Die Hände tief in den Hosentaschen vergraben, lief ich durch die Korridore, die allmählich schon dunkler wurden. Theoretisch hätte ich jetzt ganz oben im Astonomieturm sitzen müssen, bei unserem Astronomie-Club-Treffen. Aber weil ich nun mal ein Feigling war, mied ich sie besser. Ich wusste nicht genau was James ihr erzählt hatte und wir war gerade kein bisschen danach sie darüber aufzuklären, dass es eine Lüge war und nicht die Wahrheit mit der Wette.
Gerade lief ich durch den sechsten Stock, als ich weiter vorn einen gedämpften Schrei hörte. Aus der Besenkammer? Für einen Moment blieb ich unschlüssig stehen, dann eilte ich auf die Tür zu. Ich wollte jetzt in nichts unanegnehmes reinplatzen...
Ich öffnete die Tür und sah im ersten Moment nur Gwen.
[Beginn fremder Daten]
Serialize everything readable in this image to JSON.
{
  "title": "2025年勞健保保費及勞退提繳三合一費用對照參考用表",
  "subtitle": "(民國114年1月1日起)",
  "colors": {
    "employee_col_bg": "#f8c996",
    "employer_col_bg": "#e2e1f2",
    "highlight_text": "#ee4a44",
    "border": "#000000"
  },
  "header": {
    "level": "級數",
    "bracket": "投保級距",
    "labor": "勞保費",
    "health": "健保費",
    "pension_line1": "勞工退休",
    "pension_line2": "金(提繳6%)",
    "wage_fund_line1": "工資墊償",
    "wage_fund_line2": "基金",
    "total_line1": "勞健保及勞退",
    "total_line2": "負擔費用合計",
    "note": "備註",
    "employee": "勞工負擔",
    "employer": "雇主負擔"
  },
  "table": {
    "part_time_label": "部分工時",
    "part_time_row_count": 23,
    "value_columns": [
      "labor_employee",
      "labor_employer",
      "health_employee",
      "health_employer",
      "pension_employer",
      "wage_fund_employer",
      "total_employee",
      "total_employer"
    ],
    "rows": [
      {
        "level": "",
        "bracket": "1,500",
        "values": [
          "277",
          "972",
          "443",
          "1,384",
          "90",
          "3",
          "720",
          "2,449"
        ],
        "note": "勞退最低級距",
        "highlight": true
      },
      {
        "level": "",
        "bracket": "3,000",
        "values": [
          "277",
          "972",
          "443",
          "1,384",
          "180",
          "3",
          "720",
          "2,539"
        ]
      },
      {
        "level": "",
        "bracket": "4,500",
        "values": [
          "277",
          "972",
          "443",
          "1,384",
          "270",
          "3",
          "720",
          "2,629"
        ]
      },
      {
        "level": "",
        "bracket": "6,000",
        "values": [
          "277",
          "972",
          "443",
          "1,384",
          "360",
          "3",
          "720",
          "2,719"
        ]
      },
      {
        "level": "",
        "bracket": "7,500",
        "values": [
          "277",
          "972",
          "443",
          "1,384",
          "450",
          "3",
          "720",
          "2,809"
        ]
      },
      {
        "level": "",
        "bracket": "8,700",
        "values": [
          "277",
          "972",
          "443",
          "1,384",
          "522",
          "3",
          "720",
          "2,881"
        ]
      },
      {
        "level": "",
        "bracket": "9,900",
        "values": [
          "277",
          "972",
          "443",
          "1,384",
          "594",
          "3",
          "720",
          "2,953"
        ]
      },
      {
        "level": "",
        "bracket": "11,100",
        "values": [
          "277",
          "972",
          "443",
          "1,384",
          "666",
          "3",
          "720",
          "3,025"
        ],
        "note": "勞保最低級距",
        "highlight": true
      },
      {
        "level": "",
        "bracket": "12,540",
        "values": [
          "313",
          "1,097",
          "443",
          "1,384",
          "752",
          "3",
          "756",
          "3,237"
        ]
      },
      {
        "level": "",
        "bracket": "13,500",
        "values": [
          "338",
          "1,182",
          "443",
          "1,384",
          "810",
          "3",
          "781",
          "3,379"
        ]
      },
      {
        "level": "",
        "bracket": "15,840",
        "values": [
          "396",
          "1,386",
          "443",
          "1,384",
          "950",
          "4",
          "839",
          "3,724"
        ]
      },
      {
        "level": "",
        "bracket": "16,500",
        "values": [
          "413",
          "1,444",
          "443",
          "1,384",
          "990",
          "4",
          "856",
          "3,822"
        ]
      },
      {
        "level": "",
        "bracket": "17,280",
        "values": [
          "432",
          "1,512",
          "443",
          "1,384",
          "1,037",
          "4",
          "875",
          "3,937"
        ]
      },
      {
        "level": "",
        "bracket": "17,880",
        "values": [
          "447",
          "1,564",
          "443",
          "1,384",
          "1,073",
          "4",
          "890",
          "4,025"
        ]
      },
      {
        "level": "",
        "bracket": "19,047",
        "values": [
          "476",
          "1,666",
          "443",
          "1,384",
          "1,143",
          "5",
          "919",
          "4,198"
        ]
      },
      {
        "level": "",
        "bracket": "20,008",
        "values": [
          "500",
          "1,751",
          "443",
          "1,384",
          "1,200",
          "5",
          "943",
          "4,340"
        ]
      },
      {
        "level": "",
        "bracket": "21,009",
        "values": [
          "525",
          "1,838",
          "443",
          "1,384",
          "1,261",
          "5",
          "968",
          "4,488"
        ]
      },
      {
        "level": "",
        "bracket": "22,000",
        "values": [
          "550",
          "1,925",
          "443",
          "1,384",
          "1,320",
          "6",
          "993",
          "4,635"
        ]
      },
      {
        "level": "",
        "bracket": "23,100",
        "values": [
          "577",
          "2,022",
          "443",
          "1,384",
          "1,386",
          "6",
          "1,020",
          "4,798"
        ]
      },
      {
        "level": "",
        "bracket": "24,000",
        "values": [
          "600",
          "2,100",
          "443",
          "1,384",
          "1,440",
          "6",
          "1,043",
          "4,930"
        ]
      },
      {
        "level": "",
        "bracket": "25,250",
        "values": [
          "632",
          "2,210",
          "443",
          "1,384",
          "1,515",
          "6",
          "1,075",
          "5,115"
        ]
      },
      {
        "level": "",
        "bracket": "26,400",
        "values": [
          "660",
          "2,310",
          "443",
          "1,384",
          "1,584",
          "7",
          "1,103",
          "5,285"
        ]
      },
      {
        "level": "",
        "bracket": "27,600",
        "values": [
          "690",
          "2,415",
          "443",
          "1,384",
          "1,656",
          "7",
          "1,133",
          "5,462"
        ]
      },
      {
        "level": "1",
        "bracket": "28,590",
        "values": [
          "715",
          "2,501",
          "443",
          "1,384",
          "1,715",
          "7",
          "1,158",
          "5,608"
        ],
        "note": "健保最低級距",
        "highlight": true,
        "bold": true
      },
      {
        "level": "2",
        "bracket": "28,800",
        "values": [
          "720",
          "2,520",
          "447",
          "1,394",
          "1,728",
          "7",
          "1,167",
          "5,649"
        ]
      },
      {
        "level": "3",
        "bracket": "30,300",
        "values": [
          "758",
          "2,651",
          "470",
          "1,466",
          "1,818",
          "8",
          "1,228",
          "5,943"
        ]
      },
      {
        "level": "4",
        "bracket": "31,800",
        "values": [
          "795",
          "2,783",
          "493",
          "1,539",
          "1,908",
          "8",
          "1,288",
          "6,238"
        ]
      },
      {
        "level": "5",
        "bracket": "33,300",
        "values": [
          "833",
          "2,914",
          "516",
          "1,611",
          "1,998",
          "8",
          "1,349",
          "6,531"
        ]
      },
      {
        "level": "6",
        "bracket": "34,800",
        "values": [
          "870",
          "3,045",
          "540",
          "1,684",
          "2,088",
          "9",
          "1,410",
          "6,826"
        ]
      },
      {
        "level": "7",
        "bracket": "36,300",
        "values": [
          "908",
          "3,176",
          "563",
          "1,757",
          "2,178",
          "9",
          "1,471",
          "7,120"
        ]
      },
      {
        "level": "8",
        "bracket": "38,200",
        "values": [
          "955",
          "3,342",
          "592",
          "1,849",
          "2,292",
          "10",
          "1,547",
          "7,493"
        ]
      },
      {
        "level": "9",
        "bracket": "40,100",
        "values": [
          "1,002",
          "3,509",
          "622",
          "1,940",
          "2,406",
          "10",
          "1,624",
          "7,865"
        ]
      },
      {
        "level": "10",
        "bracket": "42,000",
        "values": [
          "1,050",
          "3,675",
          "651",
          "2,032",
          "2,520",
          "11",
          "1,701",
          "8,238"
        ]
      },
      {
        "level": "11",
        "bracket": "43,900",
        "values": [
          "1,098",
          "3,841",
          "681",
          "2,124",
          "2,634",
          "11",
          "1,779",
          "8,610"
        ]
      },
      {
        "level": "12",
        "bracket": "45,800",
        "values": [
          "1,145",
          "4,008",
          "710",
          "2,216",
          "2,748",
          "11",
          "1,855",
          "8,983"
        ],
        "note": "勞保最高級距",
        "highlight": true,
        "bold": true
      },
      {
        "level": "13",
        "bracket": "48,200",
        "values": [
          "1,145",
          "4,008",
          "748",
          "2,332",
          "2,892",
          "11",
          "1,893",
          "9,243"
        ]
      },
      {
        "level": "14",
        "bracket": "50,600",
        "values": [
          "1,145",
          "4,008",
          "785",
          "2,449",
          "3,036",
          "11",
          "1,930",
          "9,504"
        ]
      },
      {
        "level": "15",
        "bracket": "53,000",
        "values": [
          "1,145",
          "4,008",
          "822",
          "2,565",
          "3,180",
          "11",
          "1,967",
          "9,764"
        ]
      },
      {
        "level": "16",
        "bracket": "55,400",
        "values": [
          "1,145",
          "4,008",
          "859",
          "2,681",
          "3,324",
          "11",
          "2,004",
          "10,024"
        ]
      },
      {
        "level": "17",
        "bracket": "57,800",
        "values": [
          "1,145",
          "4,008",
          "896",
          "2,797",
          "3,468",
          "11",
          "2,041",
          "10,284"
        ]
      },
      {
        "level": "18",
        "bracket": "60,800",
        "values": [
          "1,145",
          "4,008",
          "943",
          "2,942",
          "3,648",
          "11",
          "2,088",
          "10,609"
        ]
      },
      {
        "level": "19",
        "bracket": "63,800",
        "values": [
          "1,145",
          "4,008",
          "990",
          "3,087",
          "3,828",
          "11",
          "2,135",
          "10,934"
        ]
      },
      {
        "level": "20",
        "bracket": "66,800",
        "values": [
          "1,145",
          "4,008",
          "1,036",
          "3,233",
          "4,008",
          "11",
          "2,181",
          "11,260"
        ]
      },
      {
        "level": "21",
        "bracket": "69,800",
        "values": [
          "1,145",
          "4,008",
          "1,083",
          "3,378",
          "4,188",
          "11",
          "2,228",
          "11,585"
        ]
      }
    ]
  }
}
Ihr Gesicht war vor Angst verzerrt und erst dann fiel mir die Gestalt in der Ecke auf. Meine Nackenhaare stellten sich automatisch auf, als ich die vermummte Person sah. Es schien so surreal zu sein und gar nicht wirklich und dann kam mir Gedanke an einen Irrwicht. Schnell trat ich zu und nahm ihr die Sicht auf Irrwicht. "Hey, alles gut, alles gut..das ist nicht real...!" sagte ich eindringlich, aber hoffentlich beruhigend. Dann drehte ich mich zu der Gestalt um, die jetzt mich im Visir hatte und sich allmählich veränderte. Meine Irrwichtgestalt hatte ich noch nie zu Gesicht bekommen. Ich wollte nicht dass man irgendwas zu munkeln begann. Ich hatte nur eine starke Vermutung...die sich gerade bewahrheitete. Meine Augen wurden immer größer und größer, nur bei dem Anblick der sich mir bot. Ich war mir sicher, dass sich dieser perfekte, Kreisförmige Mond zwischen den Wolken in meinen Augen widerspiegelte. Und fast schon erwartete ich, die Veränderungen zu spüren und den Schmerz kommen. Wie erstarrt blieb ich stehen und konnte die Augen nicht von dem riesigen Vollmond wenden.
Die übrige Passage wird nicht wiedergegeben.